There’s been a lot of celebrating to do lately for Horton, MacNamee and his step-father, Phil Horton. Jennifer Horton hasn’t tried to respond to every phone call and text message over the last 48 hours, knowing she is unable to; she’s convinced some of the well-wishers are still reacting to MacNamee’s first walkoff home run (in last Saturday’s Tallahassee Regional win over Florida State), unaware that the junior has done it again.
Jennifer Horton can’t blame them. This has been a daze for them all, and they like it that way. She said when MacNamee met her after the game and she asked for an explanation, he said, “‘I don’t know, Mom, but whatever it is it has to keep going on.'”
MacNamee has hit five home runs in MSU’s first six postseason games.
It’s possible the daze has helped MacNamee keep it going, although Phil Horton is quick to credit MacNamee’s dedication to the next day, next at-bat approach Jake Gautreau preaches.

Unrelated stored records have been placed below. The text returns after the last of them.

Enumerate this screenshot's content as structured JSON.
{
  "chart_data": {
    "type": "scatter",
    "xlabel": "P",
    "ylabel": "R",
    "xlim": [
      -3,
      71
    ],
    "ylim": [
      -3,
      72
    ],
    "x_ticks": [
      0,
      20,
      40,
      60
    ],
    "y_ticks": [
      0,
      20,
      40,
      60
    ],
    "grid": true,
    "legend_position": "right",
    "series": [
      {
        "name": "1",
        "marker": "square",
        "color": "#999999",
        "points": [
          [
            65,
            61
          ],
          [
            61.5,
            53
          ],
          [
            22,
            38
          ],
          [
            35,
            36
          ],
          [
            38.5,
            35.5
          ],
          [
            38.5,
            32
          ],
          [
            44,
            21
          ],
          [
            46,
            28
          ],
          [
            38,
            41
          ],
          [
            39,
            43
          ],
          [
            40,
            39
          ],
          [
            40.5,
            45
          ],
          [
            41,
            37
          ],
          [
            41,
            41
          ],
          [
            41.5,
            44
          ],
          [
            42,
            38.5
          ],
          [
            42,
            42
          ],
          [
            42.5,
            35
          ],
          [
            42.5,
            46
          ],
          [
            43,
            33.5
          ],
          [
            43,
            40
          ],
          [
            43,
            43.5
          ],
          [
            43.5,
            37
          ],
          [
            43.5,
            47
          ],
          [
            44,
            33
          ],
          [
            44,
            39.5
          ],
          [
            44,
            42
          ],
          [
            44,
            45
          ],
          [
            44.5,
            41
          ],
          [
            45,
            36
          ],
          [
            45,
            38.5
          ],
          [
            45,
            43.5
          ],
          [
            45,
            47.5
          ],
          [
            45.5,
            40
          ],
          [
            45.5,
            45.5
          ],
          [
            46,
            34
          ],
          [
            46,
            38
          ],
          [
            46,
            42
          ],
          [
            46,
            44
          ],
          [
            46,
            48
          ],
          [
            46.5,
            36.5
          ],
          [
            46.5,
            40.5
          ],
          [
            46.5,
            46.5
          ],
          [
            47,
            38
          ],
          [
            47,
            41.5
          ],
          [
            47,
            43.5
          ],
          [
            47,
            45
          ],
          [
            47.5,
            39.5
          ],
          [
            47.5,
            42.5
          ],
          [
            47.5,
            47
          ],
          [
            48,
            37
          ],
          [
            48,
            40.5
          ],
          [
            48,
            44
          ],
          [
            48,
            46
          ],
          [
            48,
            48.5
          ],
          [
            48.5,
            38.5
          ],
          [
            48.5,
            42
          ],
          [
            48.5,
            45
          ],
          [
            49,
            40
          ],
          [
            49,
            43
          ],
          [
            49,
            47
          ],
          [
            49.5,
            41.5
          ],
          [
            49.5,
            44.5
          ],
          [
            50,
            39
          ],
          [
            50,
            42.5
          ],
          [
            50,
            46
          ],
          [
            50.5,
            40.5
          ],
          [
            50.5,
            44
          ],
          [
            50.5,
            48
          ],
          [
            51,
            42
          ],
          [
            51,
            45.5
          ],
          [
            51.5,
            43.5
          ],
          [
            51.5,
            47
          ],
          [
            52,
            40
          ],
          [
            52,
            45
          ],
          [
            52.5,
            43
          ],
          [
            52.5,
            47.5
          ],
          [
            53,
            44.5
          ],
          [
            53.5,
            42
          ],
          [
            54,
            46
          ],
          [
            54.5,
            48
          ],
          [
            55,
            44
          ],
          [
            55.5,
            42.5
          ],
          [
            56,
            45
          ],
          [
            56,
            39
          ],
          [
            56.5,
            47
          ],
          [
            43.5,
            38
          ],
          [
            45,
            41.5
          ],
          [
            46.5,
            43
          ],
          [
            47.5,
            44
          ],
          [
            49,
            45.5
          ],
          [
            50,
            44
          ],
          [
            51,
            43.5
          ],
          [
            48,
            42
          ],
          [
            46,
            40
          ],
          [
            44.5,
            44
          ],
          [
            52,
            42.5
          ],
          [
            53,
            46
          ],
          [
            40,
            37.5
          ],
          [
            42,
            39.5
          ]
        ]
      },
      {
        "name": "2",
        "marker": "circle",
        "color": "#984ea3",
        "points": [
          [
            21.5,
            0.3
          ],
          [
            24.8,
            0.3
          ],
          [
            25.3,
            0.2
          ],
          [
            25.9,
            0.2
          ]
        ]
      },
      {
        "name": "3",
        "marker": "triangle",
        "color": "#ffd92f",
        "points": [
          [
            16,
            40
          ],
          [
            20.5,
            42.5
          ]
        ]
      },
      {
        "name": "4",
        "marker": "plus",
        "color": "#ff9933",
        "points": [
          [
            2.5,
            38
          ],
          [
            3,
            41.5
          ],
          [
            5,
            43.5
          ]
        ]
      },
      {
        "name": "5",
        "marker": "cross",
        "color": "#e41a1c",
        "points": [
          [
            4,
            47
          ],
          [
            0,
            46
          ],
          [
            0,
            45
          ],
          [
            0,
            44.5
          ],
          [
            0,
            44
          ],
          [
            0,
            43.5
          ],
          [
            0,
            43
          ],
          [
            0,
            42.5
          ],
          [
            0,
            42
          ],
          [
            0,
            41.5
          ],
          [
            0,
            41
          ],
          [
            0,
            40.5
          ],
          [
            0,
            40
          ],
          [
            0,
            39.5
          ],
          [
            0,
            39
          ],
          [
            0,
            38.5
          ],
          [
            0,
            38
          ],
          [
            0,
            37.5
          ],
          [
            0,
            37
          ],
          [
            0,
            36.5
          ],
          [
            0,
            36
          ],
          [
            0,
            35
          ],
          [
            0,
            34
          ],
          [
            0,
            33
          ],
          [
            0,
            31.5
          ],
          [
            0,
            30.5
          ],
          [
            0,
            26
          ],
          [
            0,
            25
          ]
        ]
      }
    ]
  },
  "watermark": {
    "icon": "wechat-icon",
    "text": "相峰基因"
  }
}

Whatever it is, MacNamee is willing to feed the monster.
“Yes, I’m thinking about it all the time and I’m going to go watch the video a hundred times, but I’m trying to stay so humble about it because the feeling of being successful is fun,” MacNamee said as he walked across the outfield, celebration behind him and more ahead. “I’m trying to keep my head straight and stay humble about it so I can keep doing that.”
Maybe MacNamee is trying not to enjoy his spoils too much, but he’s getting better at it. His home run trots are slowing down — he’s no longer halfway to second base when the ball leaves the park. Despite his best efforts, he’s getting better at being the hero, and given his approach to it all he can only hope it’s subconscious.
Given enough repetition, anyone can slow down when they need to most.